Novela

Microgramas III

Robert Walser. Trad. Rosa Pilar Blanco

28 febrero, 2008 01:00

Siruela, 2007. 359 pp, 22’90 e.

La tragedia personal de Robert Walser (Viena, 1878), paciente de los antiguos manicomios, donde a la enfermedad mental se sumaba la exclusión social, transformó su escritura en un ejercicio doloroso, pero ininterrumpido, que le obligaba a ir más allá de un yo derruido. Esa tendencia no le ayudó a recuperar la identidad perdida, sino a convertirse en un cronista de lo nimio: una aguja, un lápiz, una cerilla. En esa poética de lo mínimo, el escritor desaparece bajo las palabras. El placer de no ser es el substrato sobre el que crece la obra de Walser, alma gemela de Kafka. Escritura despersonalizada y errante, que reproduce el flujo de una conciencia impersonal, pero que no brota de la nada. Al describir la ceniza, Walser escribe una página perfecta, que expresa elusivamente sus señas de identidad: "la ceniza es humildad, la intrascendencia y la falta de valor mismas y, lo que es más hermoso, ella misma está obsesionada con la creencia de no valer para nada". Escribir es una forma de "emigración interior", un ejercicio de ensimismamiento que posibilita la comunicación entre la intimidad más recóndita y el mundo exterior. De esa relación, surgen los "microgramas", un género ínfimo que cifra los pensamientos en una caligrafía críptica, donde se debaten el mundo y el yo enfermo.

En esta tercera y última entrega de los microgramas, producto de diecisiete años de desciframiento, la literatura revela que no necesita el papel satinado ni las ediciones de lujo. Walser utiliza como soporte facturas viejas, márgenes de periódicos atrasados, dorsos de telegramas. Al igual que Zoran Music, artista esloveno deportado a Dachau, que hizo más de 300 dibujos clandestinos de cadáveres apilados como leña, empleando tiza o carbón sobre papel de embalar, Walser no mira hacia el futuro, sino hacia su interior. No hay una línea conductora que unifique estos apuntes. Son escritura sin vocación de perdurar.

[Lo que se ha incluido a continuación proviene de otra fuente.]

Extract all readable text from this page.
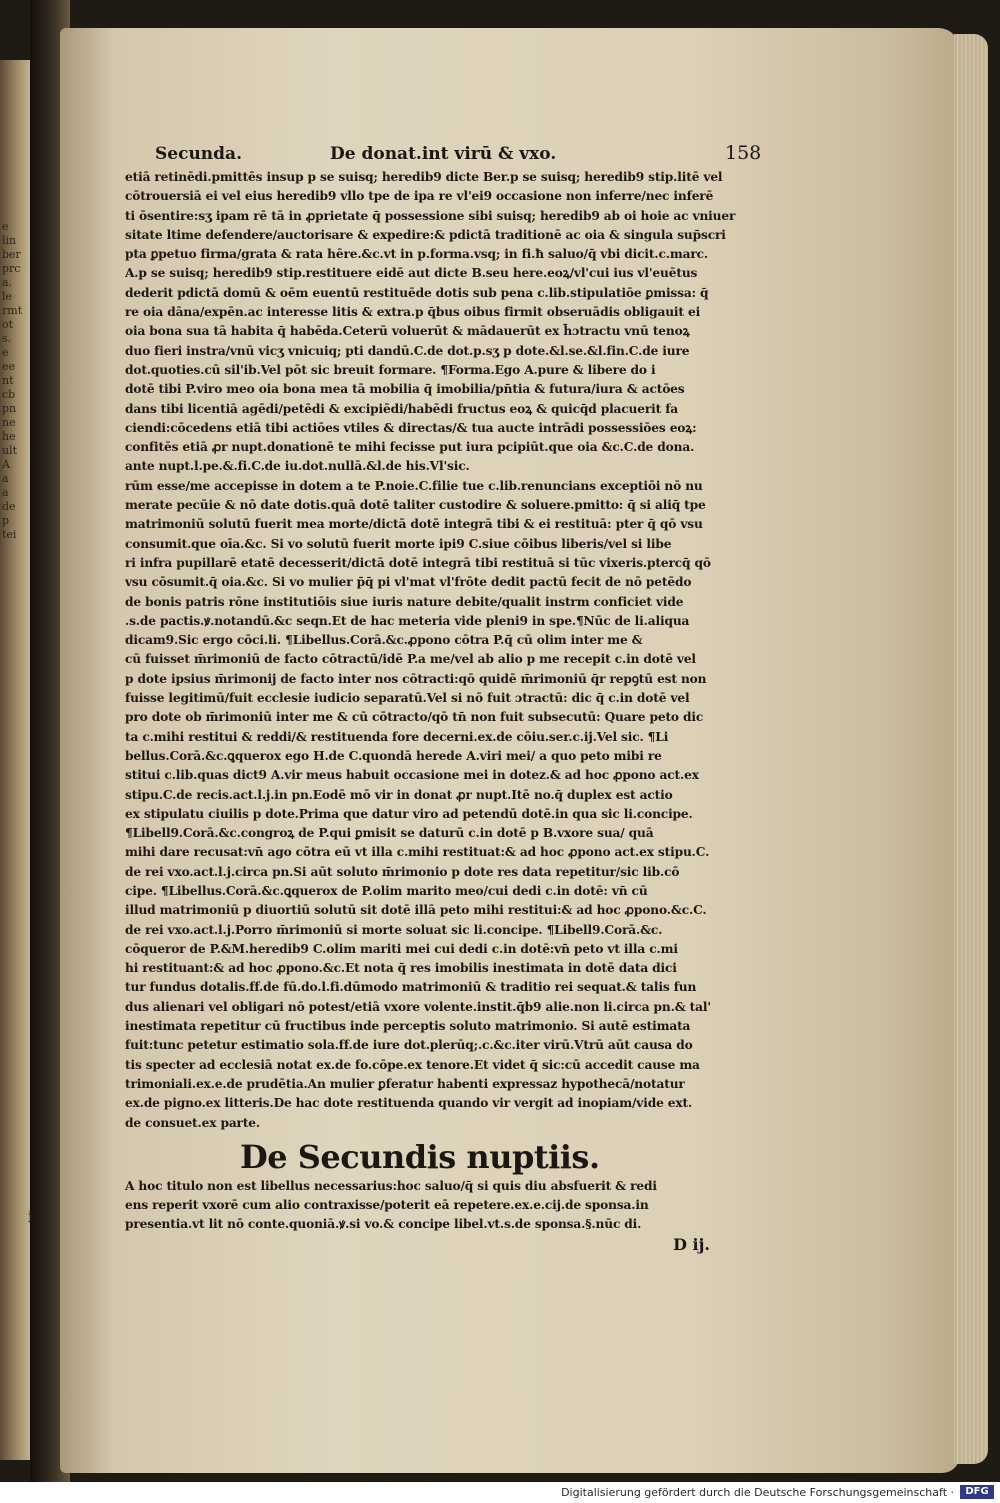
e
lin
ber
prc
a.
le
rmt
ot
s.
e
ee
nt
cb
pn
ne
he
ult
A
a
a
de
p
tei
Secunda.	De donat.int virū & vxo.	158
etiā retinēdi.pmittēs insup p se suisq; heredib9 dicte Ber.p se suisq; heredib9 stip.litē vel
cōtrouersiā ei vel eius heredib9 vllo tpe de ipa re vl'ei9 occasione non inferre/nec inferē
ti ōsentire:sʒ ipam rē tā in ꝓprietate q̄ possessione sibi suisq; heredib9 ab oi hoie ac vniuer
sitate ltime defendere/auctorisare & expedire:& pdictā traditionē ac oia & singula sup̄scri
pta ꝑpetuo firma/grata & rata hēre.&c.vt in p.forma.vsq; in fi.ħ saluo/q̄ vbi dicit.c.marc.
A.p se suisq; heredib9 stip.restituere eidē aut dicte B.seu here.eoꝝ/vl'cui ius vl'euētus
dederit pdictā domū & oēm euentū restituēde dotis sub pena c.lib.stipulatiōe ꝑmissa: q̄
re oia dāna/expēn.ac interesse litis & extra.p q̄bus oibus firmit obseruādis obligauit ei
oia bona sua tā habita q̄ habēda.Ceterū voluerūt & mādauerūt ex h̄ɔtractu vnū tenoꝝ
duo fieri instra/vnū vicʒ vnicuiq; pti dandū.C.de dot.p.sʒ p dote.&l.se.&l.fin.C.de iure
dot.quoties.cū sil'ib.Vel pōt sic breuit formare. ¶Forma.Ego A.pure & libere do i
dotē tibi P.viro meo oia bona mea tā mobilia q̄ imobilia/pn̄tia & futura/iura & actōes
dans tibi licentiā agēdi/petēdi & excipiēdi/habēdi fructus eoꝝ & quicq̄d placuerit fa
ciendi:cōcedens etiā tibi actiōes vtiles & directas/& tua aucte intrādi possessiōes eoꝝ:
confitēs etiā ꝓr nupt.donationē te mihi fecisse put iura pcipiūt.que oia &c.C.de dona.
ante nupt.l.pe.&.fi.C.de iu.dot.nullā.&l.de his.Vl'sic.
rūm esse/me accepisse in dotem a te P.noie.C.filie tue c.lib.renuncians exceptiōi nō nu
merate pecūie & nō date dotis.quā dotē taliter custodire & soluere.pmitto: q̄ si aliq̄ tpe
matrimoniū solutū fuerit mea morte/dictā dotē integrā tibi & ei restituā: pter q̄ qō vsu
consumit.que oīa.&c. Si vo solutū fuerit morte ipi9 C.siue cōibus liberis/vel si libe
ri infra pupillarē etatē decesserit/dictā dotē integrā tibi restituā si tūc vixeris.ptercq̄ qō
vsu cōsumit.q̄ oia.&c. Si vo mulier p̄q̄ pi vl'mat vl'frōte dedit pactū fecit de nō petēdo
de bonis patris rōne institutiōis siue iuris nature debite/qualit instrm conficiet vide
.s.de pactis.ꝟ.notandū.&c seqn.Et de hac meteria vide pleni9 in spe.¶Nūc de li.aliqua
dicam9.Sic ergo cōci.li. ¶Libellus.Corā.&c.ꝓpono cōtra P.q̄ cū olim inter me &
cū fuisset m̄rimoniū de facto cōtractū/idē P.a me/vel ab alio p me recepit c.in dotē vel
p dote ipsius m̄rimonij de facto inter nos cōtracti:qō quidē m̄rimoniū q̄r repꝯtū est non
fuisse legitimū/fuit ecclesie iudicio separatū.Vel si nō fuit ɔtractū: dic q̄ c.in dotē vel
pro dote ob m̄rimoniū inter me & cū cōtracto/qō tn̄ non fuit subsecutū: Quare peto dic
ta c.mihi restitui & reddi/& restituenda fore decerni.ex.de cōiu.ser.c.ij.Vel sic. ¶Li
bellus.Corā.&c.ꝗquerox ego H.de C.quondā herede A.viri mei/ a quo peto mibi re
stitui c.lib.quas dict9 A.vir meus habuit occasione mei in dotez.& ad hoc ꝓpono act.ex
stipu.C.de recis.act.l.j.in pn.Eodē mō vir in donat ꝓr nupt.Itē no.q̄ duplex est actio
ex stipulatu ciuilis p dote.Prima que datur viro ad petendū dotē.in qua sic li.concipe.
¶Libell9.Corā.&c.congroꝝ de P.qui ꝑmisit se daturū c.in dotē p B.vxore sua/ quā
mihi dare recusat:vn̄ ago cōtra eū vt illa c.mihi restituat:& ad hoc ꝓpono act.ex stipu.C.
de rei vxo.act.l.j.circa pn.Si aūt soluto m̄rimonio p dote res data repetitur/sic lib.cō
cipe. ¶Libellus.Corā.&c.ꝗquerox de P.olim marito meo/cui dedi c.in dotē: vn̄ cū
illud matrimoniū p diuortiū solutū sit dotē illā peto mihi restitui:& ad hoc ꝓpono.&c.C.
de rei vxo.act.l.j.Porro m̄rimoniū si morte soluat sic li.concipe. ¶Libell9.Corā.&c.
cōqueror de P.&M.heredib9 C.olim mariti mei cui dedi c.in dotē:vn̄ peto vt illa c.mi
hi restituant:& ad hoc ꝓpono.&c.Et nota q̄ res imobilis inestimata in dotē data dici
tur fundus dotalis.ff.de fū.do.l.fi.dūmodo matrimoniū & traditio rei sequat.& talis fun
dus alienari vel obligari nō potest/etiā vxore volente.instit.q̄b9 alie.non li.circa pn.& tal'
inestimata repetitur cū fructibus inde perceptis soluto matrimonio. Si autē estimata
fuit:tunc petetur estimatio sola.ff.de iure dot.plerūq;.c.&c.iter virū.Vtrū aūt causa do
tis specter ad ecclesiā notat ex.de fo.cōpe.ex tenore.Et videt q̄ sic:cū accedit cause ma
trimoniali.ex.e.de prudētia.An mulier ꝑferatur habenti expressaz hypothecā/notatur
ex.de pigno.ex litteris.De hac dote restituenda quando vir vergit ad inopiam/vide ext.
de consuet.ex parte.
De Secundis nuptiis.
A hoc titulo non est libellus necessarius:hoc saluo/q̄ si quis diu absfuerit & redi
ens reperit vxorē cum alio contraxisse/poterit eā repetere.ex.e.cij.de sponsa.in
presentia.vt lit nō conte.quoniā.ꝟ.si vo.& concipe libel.vt.s.de sponsa.§.nūc di.
D ij.
i
Digitalisierung gefördert durch die Deutsche Forschungsgemeinschaft ·	DFG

Constituyen la forma más elevada de creación, pues su trascendencia reside en su aparente precariedad. De alguna manera, realizan la ilusión del último Nietzsche: demoler el yo, borrar al escritor para que hable el mundo. Walser no se considera un literato, sino un trabajador. "Sólo es posible hallar el sosiego del corazón en el trabajo cotidiano". El autor es el sirviente de las palabras, y su ética se basa en la renuncia a cualquier notoriedad.

La poética de Walser es la poética del absurdo. No es una prefiguración del surrealismo, sino la superación de la literatura como narración o testimonio. "Todo motivo es absurdo porque todo motivo causa risa". Sería una frivolidad negar el declive mental de Walser, estrangulado por la psicosis, pero la clave de su obra se halla en una exacerbación de la razón, que contempla el mundo y no percibe nada más allá de los objetos cotidianos. Los microgramas no son una apología del nihilismo, sino un ejercicio de pasión hacia la vida. Contemplar y no preguntar, mirar y no especular, pues todo está ahí, frente a nosotros, mostrándose en su desnudez primordial. Dios, la muerte y el tiempo dibujan la periferia del mundo, un límite que apenas explora Walser, un poeta tan humilde como Heráclito, orgulloso de su pobreza. El poeta no inventa el mundo, sólo ordena sus elementos, circunscribiéndose a un espacio tan ínfimo como un billete de metro. Walser prolongó su agonía para estudiar nuevas aperturas en un juego que consumió su vida, no sin proporcionarle momentos de intensa, dolorosa felicidad.